Le Président français veut tenter de normaliser les relations entre la France et la Russie, et à terme, de susciter une nouvelle architecture de sécurité en Europe. Ca passe par la fin du conflit qui se poursuit en Ukraine.

Vladimir Poutine et Emmanuel Macron lors de leur première rencontre, en mai 2017, au Château de Versailles, peu après l’élection du président français.
Vladimir Poutine et Emmanuel Macron lors de leur première rencontre, en mai 2017, au Château de Versailles, peu après l’élection du président français. © AFP / STEPHANE DE SAKUTIN / POOL / AFP

Dans sa boulimie diplomatique de la rentrée, Emmanuel Macron fait un pari qui prend le contre-pied de la pensée dominante actuelle : il tente de relancer les relations avec la Russie de Vladimir Poutine, avec comme objectif rien de moins qu’une « nouvelle architecture de sécurité et de confiance » en Europe.

Il a accompli le premier pas de cette démarche en recevant le président russe à Bregançon la semaine dernière, à la veille du G7 de Biarritz. Mais ça ne s’arrête pas là : dans son discours annuel aux ambassadeurs de France, hier, Emmanuel Macron a annoncé deux prochains rendez-vous avec la Russie : un voyage à Moscou des ministres français des Affaires étrangères et des Armées, pour rencontrer leurs homologues russes ; puis un Sommet consacré au conflit en Ukraine, réunissant la France, l’Allemagne, la Russie et le nouveau président ukrainien, Volodimir Zelensky.
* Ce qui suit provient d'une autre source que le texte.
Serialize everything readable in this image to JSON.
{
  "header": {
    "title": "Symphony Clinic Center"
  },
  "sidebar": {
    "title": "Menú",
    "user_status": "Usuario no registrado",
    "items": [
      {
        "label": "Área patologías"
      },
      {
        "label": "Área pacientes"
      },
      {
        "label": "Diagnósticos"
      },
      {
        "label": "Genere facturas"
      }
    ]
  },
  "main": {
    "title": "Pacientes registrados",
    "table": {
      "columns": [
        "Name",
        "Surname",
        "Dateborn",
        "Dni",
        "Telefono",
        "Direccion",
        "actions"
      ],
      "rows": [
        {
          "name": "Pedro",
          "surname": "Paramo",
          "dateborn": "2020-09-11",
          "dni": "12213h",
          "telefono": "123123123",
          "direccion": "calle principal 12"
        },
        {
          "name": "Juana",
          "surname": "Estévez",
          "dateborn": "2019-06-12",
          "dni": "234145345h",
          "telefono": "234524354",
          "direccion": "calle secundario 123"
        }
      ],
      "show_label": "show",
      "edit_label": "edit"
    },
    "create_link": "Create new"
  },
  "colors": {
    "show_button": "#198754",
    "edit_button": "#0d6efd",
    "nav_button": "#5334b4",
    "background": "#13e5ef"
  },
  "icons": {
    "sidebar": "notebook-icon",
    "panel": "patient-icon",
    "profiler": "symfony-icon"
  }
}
Emmanuel Macron a ironisé sur le fait que de nombreux ambassadeurs qui l’écoutaient avaient grandi dans la défiance vis-à-vis de la Russie et de Poutine ; mais il les a fermement invités à changer de cap avec lui, fustigeant un « État profond » qui ferait de la résistance.

Pourquoi aujourd’hui ? Pour deux raisons. L’une conjoncturelle, avec une éclaircie dans le conflit de l’Est de l’Ukraine, qui a fait plus de dix mille morts en cinq ans : les présidents russe et ukrainien se sont téléphonés, et il y a une possibilité de désescalade. La France et l’Allemagne sont les co-parrains d’un processus de négociation baptisé « format Normandie », qui peut aujourd’hui être relancé.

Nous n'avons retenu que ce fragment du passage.